In most studies, improved insulin-stimulated glucose disposal after long-term endurance training can be attributed to increased glucose storage [31, 32], thereby implicating a particular role for glycogen synthase. Consistent with another study of the effect of 8 weeks of training [32], we observed that endurance training increased total glycogen synthase activity, as well as glycogen synthase protein, in parallel with increased glycogen levels and improved insulin-stimulated R d in skeletal muscle from obese non-diabetic and type 2 diabetic individuals. In contrast, the ability of insulin to stimulate glycogen synthase activity, as measured by the %I-form or %FV, was unaffected by training in both groups. Similarly, no changes in glycogen synthase phosphorylation were seen after training when corrected for the increase in glycogen synthase protein. These findings demonstrate that training primarily increases protein content, rather than insulin-dependent dephosphorylation of glycogen synthase. Taken together, our data indicate that the molecular mechanisms by which exercise-training increases content of key signalling proteins mediating insulin-stimulated glucose metabolism in skeletal muscle are largely preserved in insulin-resistant obese individuals with and without type 2 diabetes. Further studies are warranted to identify the transcriptional and translational factors mediating these adaptations to aerobic training in skeletal muscle.

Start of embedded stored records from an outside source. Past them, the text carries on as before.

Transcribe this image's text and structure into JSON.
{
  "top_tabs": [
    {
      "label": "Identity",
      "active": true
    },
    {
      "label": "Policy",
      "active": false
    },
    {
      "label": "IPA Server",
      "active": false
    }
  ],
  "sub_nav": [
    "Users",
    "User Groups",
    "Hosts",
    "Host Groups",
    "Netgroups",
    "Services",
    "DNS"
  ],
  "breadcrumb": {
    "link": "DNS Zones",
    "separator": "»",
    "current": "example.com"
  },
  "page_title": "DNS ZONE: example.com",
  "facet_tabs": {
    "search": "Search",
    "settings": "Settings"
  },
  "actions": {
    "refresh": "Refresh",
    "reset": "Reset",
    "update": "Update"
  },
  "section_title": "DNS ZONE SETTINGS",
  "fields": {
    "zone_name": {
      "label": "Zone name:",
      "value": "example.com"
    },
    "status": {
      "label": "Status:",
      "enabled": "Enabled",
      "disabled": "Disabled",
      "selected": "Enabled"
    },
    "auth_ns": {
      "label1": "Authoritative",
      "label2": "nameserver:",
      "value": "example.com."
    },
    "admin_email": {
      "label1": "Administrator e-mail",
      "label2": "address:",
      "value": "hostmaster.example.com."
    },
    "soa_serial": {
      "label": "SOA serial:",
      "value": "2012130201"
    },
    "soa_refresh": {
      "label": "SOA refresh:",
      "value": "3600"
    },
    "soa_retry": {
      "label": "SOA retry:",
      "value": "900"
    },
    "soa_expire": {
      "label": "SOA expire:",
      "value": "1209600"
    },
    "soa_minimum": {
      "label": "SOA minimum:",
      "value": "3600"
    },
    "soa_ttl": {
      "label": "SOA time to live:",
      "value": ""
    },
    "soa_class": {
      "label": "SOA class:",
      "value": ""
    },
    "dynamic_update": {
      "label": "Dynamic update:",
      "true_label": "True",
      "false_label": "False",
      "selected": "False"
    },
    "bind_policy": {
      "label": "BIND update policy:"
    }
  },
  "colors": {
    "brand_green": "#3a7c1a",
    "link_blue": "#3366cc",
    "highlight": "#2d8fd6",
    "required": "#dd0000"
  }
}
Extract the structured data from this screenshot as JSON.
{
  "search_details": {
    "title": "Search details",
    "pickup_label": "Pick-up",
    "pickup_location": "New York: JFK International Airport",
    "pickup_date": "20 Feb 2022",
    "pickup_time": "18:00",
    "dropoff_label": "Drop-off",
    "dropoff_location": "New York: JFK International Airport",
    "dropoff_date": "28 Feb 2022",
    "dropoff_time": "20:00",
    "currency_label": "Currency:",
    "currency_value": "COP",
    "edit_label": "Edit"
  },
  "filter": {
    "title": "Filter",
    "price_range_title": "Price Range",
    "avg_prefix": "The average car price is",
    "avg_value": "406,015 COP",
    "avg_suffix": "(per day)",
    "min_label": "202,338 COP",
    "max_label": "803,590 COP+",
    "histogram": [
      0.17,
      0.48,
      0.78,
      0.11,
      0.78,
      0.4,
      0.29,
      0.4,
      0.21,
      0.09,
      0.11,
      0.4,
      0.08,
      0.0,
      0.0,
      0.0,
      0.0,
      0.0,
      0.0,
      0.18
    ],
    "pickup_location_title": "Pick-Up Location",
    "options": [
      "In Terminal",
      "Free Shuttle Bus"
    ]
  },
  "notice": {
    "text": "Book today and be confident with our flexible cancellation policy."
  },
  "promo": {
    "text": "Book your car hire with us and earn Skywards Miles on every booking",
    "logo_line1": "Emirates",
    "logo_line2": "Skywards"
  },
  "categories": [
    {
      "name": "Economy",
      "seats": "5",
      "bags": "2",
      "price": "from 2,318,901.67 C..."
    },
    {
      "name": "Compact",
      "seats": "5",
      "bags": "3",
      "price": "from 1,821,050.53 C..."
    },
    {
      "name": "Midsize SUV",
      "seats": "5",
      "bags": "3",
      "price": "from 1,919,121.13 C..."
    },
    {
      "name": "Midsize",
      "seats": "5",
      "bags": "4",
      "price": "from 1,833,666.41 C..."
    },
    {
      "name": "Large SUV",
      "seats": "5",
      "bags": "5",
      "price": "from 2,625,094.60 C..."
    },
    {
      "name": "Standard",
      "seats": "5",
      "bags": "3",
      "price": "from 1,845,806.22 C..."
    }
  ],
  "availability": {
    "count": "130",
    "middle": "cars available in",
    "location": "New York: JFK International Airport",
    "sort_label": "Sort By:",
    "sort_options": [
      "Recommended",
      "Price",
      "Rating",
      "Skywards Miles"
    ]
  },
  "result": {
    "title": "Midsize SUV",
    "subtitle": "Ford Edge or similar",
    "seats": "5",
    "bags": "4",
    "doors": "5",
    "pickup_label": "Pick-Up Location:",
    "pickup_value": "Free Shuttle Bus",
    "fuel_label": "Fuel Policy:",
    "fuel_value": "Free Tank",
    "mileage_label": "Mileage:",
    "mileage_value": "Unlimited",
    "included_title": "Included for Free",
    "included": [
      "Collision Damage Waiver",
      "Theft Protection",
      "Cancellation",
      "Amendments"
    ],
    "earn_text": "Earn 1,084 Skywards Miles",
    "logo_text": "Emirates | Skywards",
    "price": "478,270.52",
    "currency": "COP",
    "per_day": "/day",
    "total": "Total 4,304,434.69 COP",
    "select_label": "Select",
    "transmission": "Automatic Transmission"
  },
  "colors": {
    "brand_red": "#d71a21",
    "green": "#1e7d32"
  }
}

In summary, we found decreased insulin-stimulated TBC1D4 phosphorylation at Ser318, Ser588 and Ser751, in addition to previously reported defects at the level of Akt and glycogen synthase, in skeletal muscle from type 2 diabetic patients. Although the insulin-stimulated phosphorylation of Ser588 and Ser751 per TBC1D4 protein was significantly increased after endurance training in type 2 diabetic patients, other defects persisted, possibly explaining why insulin-stimulated R d remained lower in type 2 diabetic patients. Nevertheless, insulin-stimulated R d was significantly improved in response to training in obese non-diabetic individuals and in type 2 diabetic patients. Additional data indicate that this increase in insulin sensitivity may be achieved through improved signalling at the level of TBC1D4, as well as increments in protein levels of Akt1, Akt2, glycogen synthase, TBC1D4, GLUT4, hexokinase II and α2-AMPK.